Attempting to tame StarOffice HTML
By Chris Quenelle on Aug 28, 2006
One of the tasks I have to do every so often is to maintain a 75 page HTML document. It's a manual for an API that I'm responsible for. Over the years, I've used Netscape, or Mozilla or Star Office to update the manual. It seems everytime I edit it (usually every 3 to 6 months), the output when I save it is completely different in terms of the indenting and the nature and amount of extra cruft that gets put in. I've always accepted this as the way things have to be, because I can understand the difficulty in mapping between a text editor's notion of rich text and HTML's notion of rich text.
What pushed me over the edge is the problem of adding a new function to my library and adding a new paragraph of documentation at the same time. I want to be able to diff the two HTML files (before and after the addition) and see what changes were made. I don't mind if it's got markup in it, I just want a reminder of what change was made, so a plain text diff is okay with me.
But everytime I try this, I get a diff on about every single line of the entire file. The line breaks are completely different or new style properties get added to every paragraph even though I didn't change the actula styles in the editor. Bummer.
Of course, if I turn around and make another change immediately, I'll get a reasonable diff. The problem happens because I only update the docs every 3-6 months. In between it's quite common things to happen:
- I accidentally use a different version of star office
- Someone else updates the manual using some unknown editor
- I upgrade my desktop machine and get a different micro version of Star Office
I was thinking about this recently, and decided to try playing around with Star Office to see if I could get it to generate a very simple and stripped down HTML.
Part of that idea was trying to convince it to use CSS, and to reload the CSS from the HTML file and recreate its own styles. I considered this a pretty far-fetched idea, because I assumed the internal Star Office to HTML translation was basically one way. I assumed all the higher level structures (like predefined styles) would be lowered to HTML and forgotten.
It turns out I was pleasantly surprised. Star Office 8 can basically do what I want. It still has a little cruft it wants to inject to enforce its own "default" settings. Specifically, <P CLASS="myformat-western" STYLE="margin-bottom: 0.2in"> and <P STYLE="margin-bottom: 0in; page-break-before: auto"> seem to be common things that sneak into your HTML source.

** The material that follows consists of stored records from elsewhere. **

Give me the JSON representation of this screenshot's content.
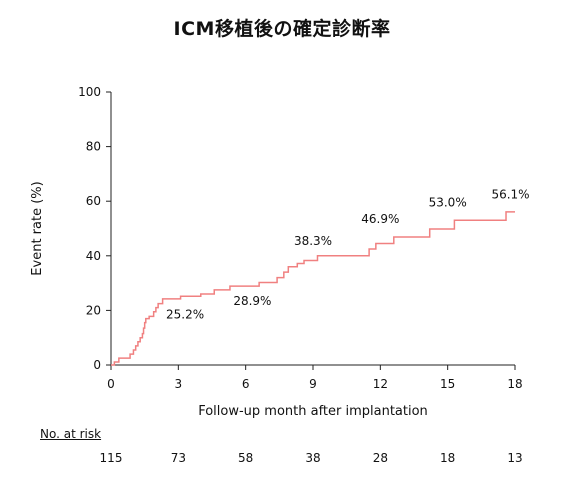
{
  "title": "ICM移植後の確定診断率",
  "chart_data": {
    "type": "line",
    "xlabel": "Follow-up month after implantation",
    "ylabel": "Event rate (%)",
    "xlim": [
      0,
      18
    ],
    "ylim": [
      0,
      100
    ],
    "x_ticks": [
      0,
      3,
      6,
      9,
      12,
      15,
      18
    ],
    "y_ticks": [
      0,
      20,
      40,
      60,
      80,
      100
    ],
    "grid": false,
    "line_color": "#f08080",
    "series": [
      {
        "step": true,
        "points": [
          [
            0,
            0
          ],
          [
            0.15,
            1.1
          ],
          [
            0.35,
            2.5
          ],
          [
            0.85,
            4.0
          ],
          [
            1.0,
            5.5
          ],
          [
            1.1,
            7.0
          ],
          [
            1.2,
            8.5
          ],
          [
            1.3,
            10.0
          ],
          [
            1.4,
            11.5
          ],
          [
            1.45,
            13.5
          ],
          [
            1.5,
            15.5
          ],
          [
            1.55,
            17.0
          ],
          [
            1.7,
            17.8
          ],
          [
            1.9,
            19.5
          ],
          [
            2.0,
            21.0
          ],
          [
            2.1,
            22.5
          ],
          [
            2.3,
            24.2
          ],
          [
            3.1,
            25.2
          ],
          [
            4.0,
            26.0
          ],
          [
            4.6,
            27.5
          ],
          [
            5.3,
            28.9
          ],
          [
            6.6,
            30.2
          ],
          [
            7.4,
            32.0
          ],
          [
            7.7,
            34.0
          ],
          [
            7.9,
            36.0
          ],
          [
            8.3,
            37.2
          ],
          [
            8.6,
            38.3
          ],
          [
            9.2,
            40.0
          ],
          [
            11.5,
            42.5
          ],
          [
            11.8,
            44.5
          ],
          [
            12.6,
            46.9
          ],
          [
            14.2,
            49.8
          ],
          [
            15.3,
            53.0
          ],
          [
            17.6,
            56.1
          ],
          [
            18.0,
            56.1
          ]
        ]
      }
    ],
    "annotations": [
      {
        "text": "25.2%",
        "x": 3.3,
        "y": 17
      },
      {
        "text": "28.9%",
        "x": 6.3,
        "y": 22
      },
      {
        "text": "38.3%",
        "x": 9.0,
        "y": 44
      },
      {
        "text": "46.9%",
        "x": 12.0,
        "y": 52
      },
      {
        "text": "53.0%",
        "x": 15.0,
        "y": 58
      },
      {
        "text": "56.1%",
        "x": 17.8,
        "y": 61
      }
    ]
  },
  "risk_table": {
    "heading": "No. at risk",
    "months": [
      0,
      3,
      6,
      9,
      12,
      15,
      18
    ],
    "values": [
      "115",
      "73",
      "58",
      "38",
      "28",
      "18",
      "13"
    ]
  }
}
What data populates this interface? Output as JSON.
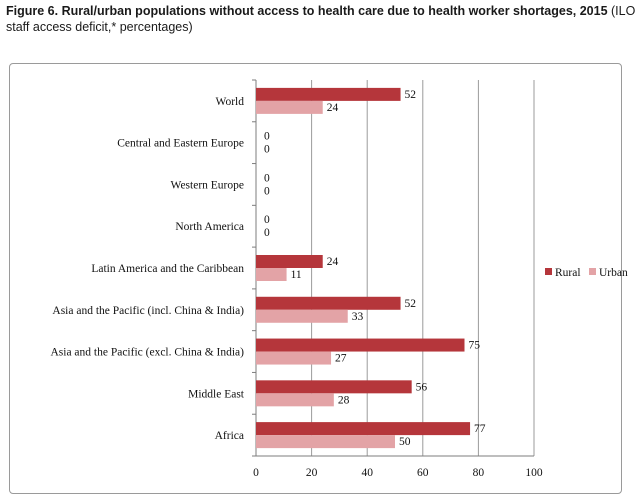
{
  "figure": {
    "title_bold": "Figure 6.  Rural/urban populations without access to health care due to health worker shortages, 2015",
    "title_rest": " (ILO staff access deficit,* percentages)"
  },
  "chart_data": {
    "type": "bar",
    "orientation": "horizontal",
    "categories": [
      "World",
      "Central and Eastern Europe",
      "Western Europe",
      "North America",
      "Latin America and the Caribbean",
      "Asia and the Pacific (incl. China & India)",
      "Asia and the Pacific (excl. China & India)",
      "Middle East",
      "Africa"
    ],
    "series": [
      {
        "name": "Rural",
        "values": [
          52,
          0,
          0,
          0,
          24,
          52,
          75,
          56,
          77
        ],
        "color": "#b5363b"
      },
      {
        "name": "Urban",
        "values": [
          24,
          0,
          0,
          0,
          11,
          33,
          27,
          28,
          50
        ],
        "color": "#e3a3a6"
      }
    ],
    "xlim": [
      0,
      100
    ],
    "xticks": [
      0,
      20,
      40,
      60,
      80,
      100
    ],
    "grid": true,
    "legend_position": "right"
  }
}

When you create a new style, if you want it to be stored in the CSS you have to "link" it with an existing style that represents an HTML tag. For example, a paragraph format could be linked with "Text body". Linking your new style with "Default" (the default) won't get it saved as CSS.

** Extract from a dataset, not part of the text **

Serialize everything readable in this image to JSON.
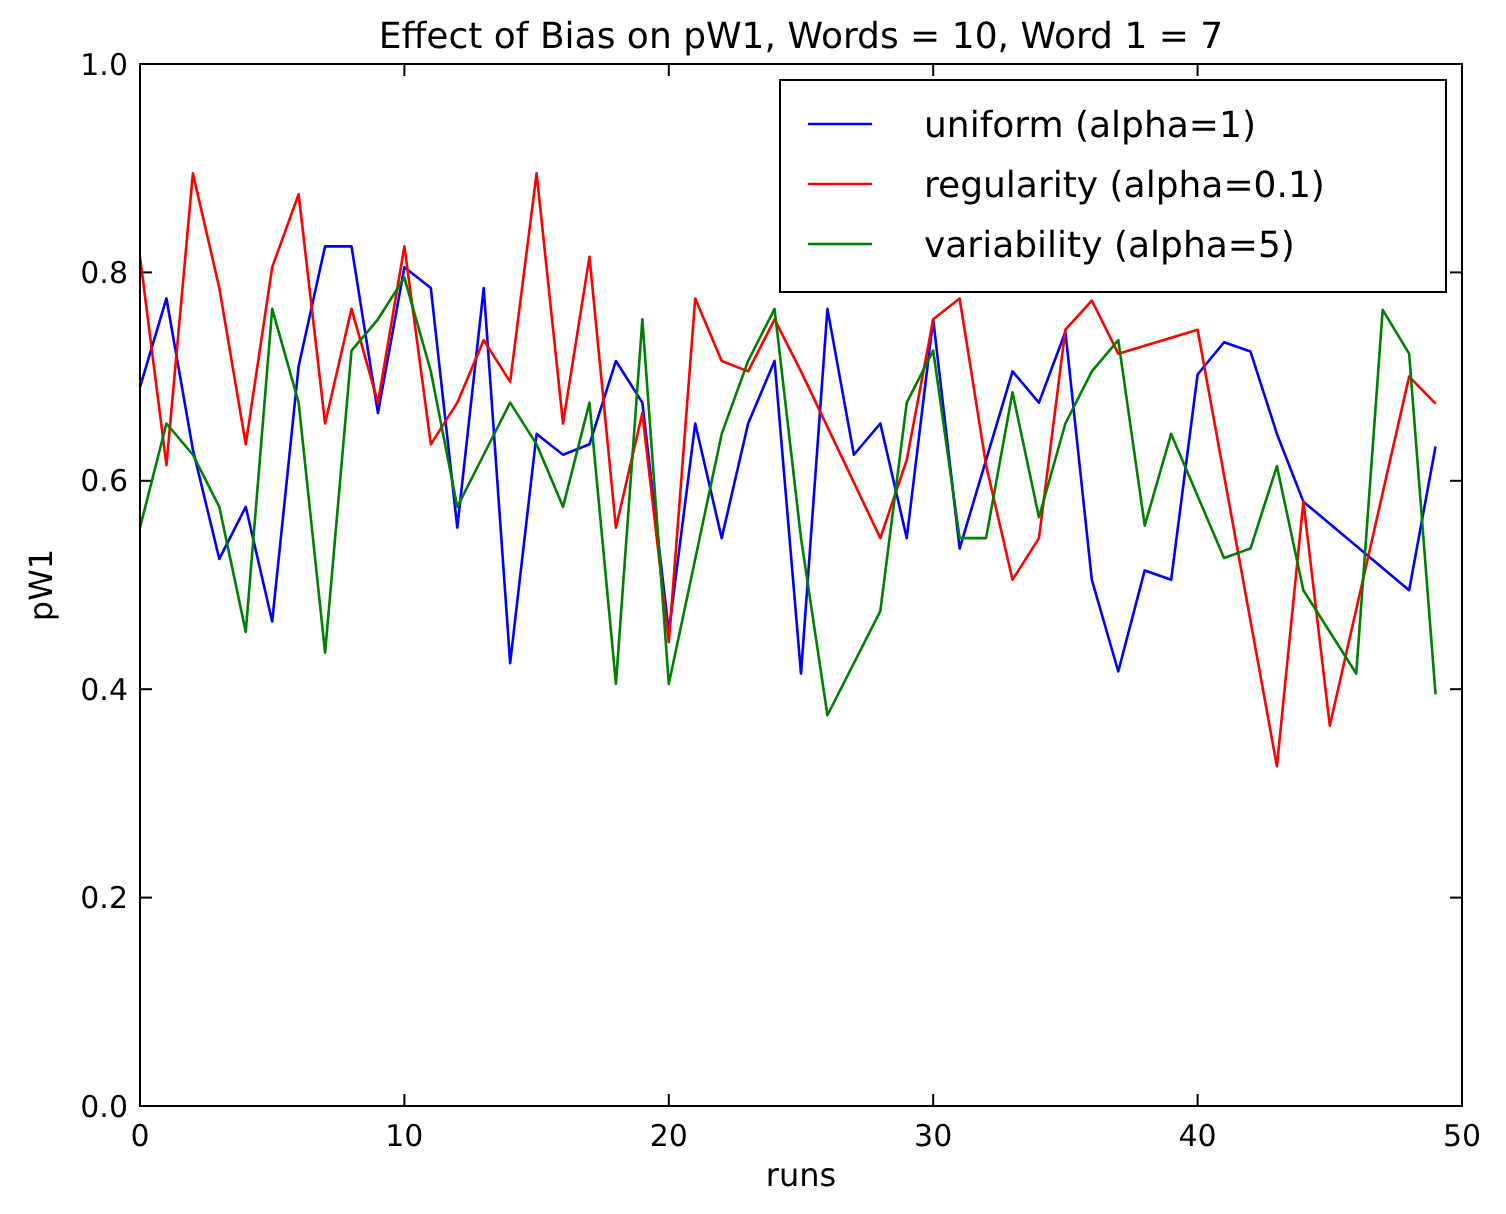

You can use the "Styles and Formatting" dialog to change between paragraph and character styles (a standard feature in word processors) but there doesn't seem to be a way to use that dialog to remove formats. You have to use the menu bar under Format->Default Formatting. I think it's very easy for Star Office to accidentally translate a style-oriented change to a paragraph into individual-paragraph-oriented change. In other words, when I change the margin on a paragraph style to .5 inches (for example) sometimes Star Office would change the style, but also assign that specific margin to each paragraph instance that was tagged with the style. This adds to the number of individual crufty style blobs floating around in your document.
In order to get rid of all the margin-bottom settings, I added an explicit margin-bottom setting to my own custom styles, and then decided to use my own custom styles for all the most common paragraph styles in my manual.
But there was no way to control the page-break-before property in the HTML editing mode of Star Office Writer. If you are editing a Star Office native ODT document then you have some "Text Flow" options. But all those options seem to vanish from all the various menus when you're editing an HTML document. It's a little confusing because all the docs still talk about them.
But I did an experiment, where I removed all the "page-break-before" properties from the HTML file on disk, and then reloaded the file and added some more paragraphs. It seems that Star Office won't recreate them after you remove them. So I think I'm ready to try converting my document to use new CSS styles.
We'll see how it goes.
Some time later ...
One important feature on your new custom styles is "autoupdate". This is important while you're fiddling around with formats. But when you save/reload your HTML it gets reset to off.
Hmmmm.... It seems that some properties (like margins) will automatically get propogated to all paragraphs with the same style. But some properties (like spacing above and below paragraph) will not.
I spent a lot of time updating a single style and then paint-brushing the same style onto all the instances that already had that style. I think I could have gotten the same effect by just removing all the floating style blobs using a text editor and then reloading.
Yes, that works better. I had "margin-xxx properties sneak into my document somehow. If I save the doc as HTML and then delete all the explicit style settings with "margin-\*" then reload it, all the paragraphs start to respond globally to changes (you still need to mark them AutoUpdate, I assume).
Okay, I think I've got a reformatted manual that will work for me. I needed to liberally use a regular-expression capable editor to strip out all the "style" tags that kept creeping back in. But once I take them out they seem to stay out pretty well.